Since January 1, 2022and through March 31, 2022the Company raised approximately $0.1 million in debt transactions. These funds were used to finance the day-to-day operations of the business. Our accompanying financial statements have been prepared on the assumption that the Company will continue as a going concern, which contemplates the realization of assets and the settlement of liabilities in the normal course of business for the twelve month period following the date of these financial statements. Our cash at March 31, 2022 was approximately
$2,700. The Company has suffered significant losses since its inception. Its current liabilities exceed its current assets and there is insufficient cash available to fund planned future operations. The Company plans to raise additional capital through debt and equity in order to continue financing its activities, which could have the effect of diluting the holdings of existing shareholders. However, there can be no assurance that the Company will be able to raise sufficient funds or generate sufficient revenue to pay its obligations as they come due, which raises substantial doubt as to our ability to continue our operations.

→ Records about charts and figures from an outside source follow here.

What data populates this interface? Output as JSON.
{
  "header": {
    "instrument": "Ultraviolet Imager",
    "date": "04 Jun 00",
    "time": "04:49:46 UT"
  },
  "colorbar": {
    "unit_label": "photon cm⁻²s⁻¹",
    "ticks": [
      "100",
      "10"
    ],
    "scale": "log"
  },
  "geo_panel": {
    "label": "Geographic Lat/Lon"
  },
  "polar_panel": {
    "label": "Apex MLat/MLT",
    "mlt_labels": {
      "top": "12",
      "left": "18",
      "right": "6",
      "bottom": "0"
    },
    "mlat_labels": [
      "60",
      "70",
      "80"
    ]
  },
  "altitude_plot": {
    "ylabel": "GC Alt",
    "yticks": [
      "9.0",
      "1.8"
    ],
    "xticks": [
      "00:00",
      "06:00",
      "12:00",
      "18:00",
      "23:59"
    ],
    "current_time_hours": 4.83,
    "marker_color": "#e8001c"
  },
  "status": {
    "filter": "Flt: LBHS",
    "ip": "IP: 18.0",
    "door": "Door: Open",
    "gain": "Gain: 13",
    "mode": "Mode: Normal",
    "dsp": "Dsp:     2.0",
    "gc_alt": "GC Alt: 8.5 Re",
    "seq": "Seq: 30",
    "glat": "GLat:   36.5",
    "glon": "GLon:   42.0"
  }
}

The Company’s ability to continue as a going concern depends on its ability to raise additional capital and implement its business plan.

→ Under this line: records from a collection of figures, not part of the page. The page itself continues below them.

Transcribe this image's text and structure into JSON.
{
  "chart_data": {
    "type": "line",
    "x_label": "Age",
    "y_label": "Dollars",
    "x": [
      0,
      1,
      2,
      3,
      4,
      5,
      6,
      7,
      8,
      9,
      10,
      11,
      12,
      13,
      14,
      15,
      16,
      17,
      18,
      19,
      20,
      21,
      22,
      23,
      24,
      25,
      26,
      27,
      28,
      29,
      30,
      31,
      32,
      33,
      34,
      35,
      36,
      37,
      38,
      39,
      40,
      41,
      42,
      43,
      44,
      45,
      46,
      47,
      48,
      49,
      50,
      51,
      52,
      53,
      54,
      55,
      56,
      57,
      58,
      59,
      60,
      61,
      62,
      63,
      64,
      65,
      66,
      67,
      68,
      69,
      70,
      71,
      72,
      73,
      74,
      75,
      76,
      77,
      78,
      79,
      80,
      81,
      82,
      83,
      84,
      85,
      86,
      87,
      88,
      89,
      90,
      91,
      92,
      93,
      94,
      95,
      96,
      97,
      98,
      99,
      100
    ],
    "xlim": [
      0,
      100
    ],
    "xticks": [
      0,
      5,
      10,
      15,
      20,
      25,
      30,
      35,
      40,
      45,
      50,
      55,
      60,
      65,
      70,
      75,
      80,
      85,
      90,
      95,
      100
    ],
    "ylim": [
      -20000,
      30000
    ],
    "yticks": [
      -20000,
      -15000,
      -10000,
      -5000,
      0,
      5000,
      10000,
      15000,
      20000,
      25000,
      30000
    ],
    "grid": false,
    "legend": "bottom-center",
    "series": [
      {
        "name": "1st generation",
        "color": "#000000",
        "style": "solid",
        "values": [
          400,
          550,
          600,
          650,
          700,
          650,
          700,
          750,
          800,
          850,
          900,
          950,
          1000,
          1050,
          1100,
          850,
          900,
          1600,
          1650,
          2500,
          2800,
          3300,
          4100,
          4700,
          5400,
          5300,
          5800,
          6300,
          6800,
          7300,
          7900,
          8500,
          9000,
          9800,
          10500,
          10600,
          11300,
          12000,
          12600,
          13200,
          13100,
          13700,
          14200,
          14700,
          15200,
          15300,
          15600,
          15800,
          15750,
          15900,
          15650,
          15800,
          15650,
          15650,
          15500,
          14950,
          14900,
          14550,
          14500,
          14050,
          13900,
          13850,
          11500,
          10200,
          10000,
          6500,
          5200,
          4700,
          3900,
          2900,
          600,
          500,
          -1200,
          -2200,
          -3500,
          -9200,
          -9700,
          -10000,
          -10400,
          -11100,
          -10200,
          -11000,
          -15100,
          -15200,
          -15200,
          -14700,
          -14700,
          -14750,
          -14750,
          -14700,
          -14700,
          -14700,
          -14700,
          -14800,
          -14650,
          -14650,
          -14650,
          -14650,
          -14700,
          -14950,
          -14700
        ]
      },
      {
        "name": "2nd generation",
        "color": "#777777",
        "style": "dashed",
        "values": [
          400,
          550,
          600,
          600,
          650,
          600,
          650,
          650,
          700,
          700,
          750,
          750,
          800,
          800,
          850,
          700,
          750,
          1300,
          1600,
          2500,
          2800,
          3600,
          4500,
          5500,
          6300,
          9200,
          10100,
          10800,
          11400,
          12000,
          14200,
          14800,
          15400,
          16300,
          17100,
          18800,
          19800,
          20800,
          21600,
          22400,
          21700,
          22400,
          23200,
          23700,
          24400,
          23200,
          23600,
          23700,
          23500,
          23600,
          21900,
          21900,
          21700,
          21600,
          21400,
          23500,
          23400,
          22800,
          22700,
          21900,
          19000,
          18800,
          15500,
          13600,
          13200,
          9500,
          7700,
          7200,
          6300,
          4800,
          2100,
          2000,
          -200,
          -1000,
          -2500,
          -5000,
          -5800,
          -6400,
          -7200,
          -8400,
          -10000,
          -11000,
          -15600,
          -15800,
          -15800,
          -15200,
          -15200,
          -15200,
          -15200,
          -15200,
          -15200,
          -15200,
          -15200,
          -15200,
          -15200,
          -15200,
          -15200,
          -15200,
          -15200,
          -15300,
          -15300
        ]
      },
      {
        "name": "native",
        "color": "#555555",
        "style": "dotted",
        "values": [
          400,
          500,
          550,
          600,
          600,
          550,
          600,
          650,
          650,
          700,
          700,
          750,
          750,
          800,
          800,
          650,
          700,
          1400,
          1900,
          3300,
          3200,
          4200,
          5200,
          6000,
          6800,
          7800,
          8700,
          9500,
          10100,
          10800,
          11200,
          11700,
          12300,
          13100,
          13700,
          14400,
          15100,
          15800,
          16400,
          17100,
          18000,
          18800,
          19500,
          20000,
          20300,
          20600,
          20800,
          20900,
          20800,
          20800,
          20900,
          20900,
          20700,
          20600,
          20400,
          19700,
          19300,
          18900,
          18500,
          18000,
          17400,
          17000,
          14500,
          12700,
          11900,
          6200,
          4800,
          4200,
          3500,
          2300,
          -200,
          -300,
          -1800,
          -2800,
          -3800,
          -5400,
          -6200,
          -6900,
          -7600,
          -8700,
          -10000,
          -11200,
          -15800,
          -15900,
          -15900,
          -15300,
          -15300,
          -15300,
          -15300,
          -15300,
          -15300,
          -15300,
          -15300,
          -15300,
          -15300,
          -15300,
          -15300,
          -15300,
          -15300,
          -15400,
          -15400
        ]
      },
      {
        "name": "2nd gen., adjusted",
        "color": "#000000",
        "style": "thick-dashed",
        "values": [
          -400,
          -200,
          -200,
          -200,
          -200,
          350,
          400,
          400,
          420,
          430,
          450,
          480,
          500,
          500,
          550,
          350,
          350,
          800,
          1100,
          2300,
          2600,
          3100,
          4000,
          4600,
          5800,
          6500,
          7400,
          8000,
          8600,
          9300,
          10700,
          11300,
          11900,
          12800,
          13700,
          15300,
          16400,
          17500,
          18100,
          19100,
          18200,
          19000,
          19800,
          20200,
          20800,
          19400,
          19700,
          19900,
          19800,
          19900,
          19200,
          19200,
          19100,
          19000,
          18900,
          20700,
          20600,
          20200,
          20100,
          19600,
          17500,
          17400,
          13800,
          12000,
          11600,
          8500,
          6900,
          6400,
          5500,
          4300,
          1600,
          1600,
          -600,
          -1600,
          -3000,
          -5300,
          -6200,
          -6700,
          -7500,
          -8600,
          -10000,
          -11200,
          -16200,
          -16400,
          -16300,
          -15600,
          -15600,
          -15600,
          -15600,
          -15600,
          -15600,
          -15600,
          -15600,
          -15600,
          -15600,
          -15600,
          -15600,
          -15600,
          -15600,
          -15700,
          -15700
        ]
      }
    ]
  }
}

The Company requires additional capital to fully execute its commercialization program and fund its current operations and development. Currently, we rely on additional fundraising to fill operational gaps. There can be no assurance that continued financing will be available on satisfactory terms. We intend to raise additional capital through the sale of shares, loans or other short-term financing options.

Off-balance sheet arrangements

We do not have any material off-balance sheet arrangements that have or are reasonably likely to have a present or future effect on our financial condition, revenues or expenses, results of operations, liquidity, capital expenditures or our capital resources which are important to our shareholders.


Management does not believe that our current industry is seasonal to any significant degree.

Critical Accounting Polices

There have been no material changes in our critical accounting policies, from the critical accounting policies and material judgments and estimates disclosed in our Annual Report on Form 10-K for the year ended
December 31, 2021filed with the SECOND on April 14, 2022.



For an analysis of contingencies, see note 10, Commitments and contingencies, of the notes to the consolidated financial statements in “Part I, point 1. Consolidated financial statements (unaudited)” of the quarterly report.

Off-balance sheet arrangements

During the period ended March 31, 2022we have not entered into any off-balance sheet arrangements.

Recent accounting pronouncements

For a list of our new and recently adopted accounting standards, see Note 2, Summary of Significant Accounting Policies, in the Note to the Consolidated Financial Statements in “Part I, Item 1. Consolidated Financial Statements (Unaudited)” of this report. quarterly.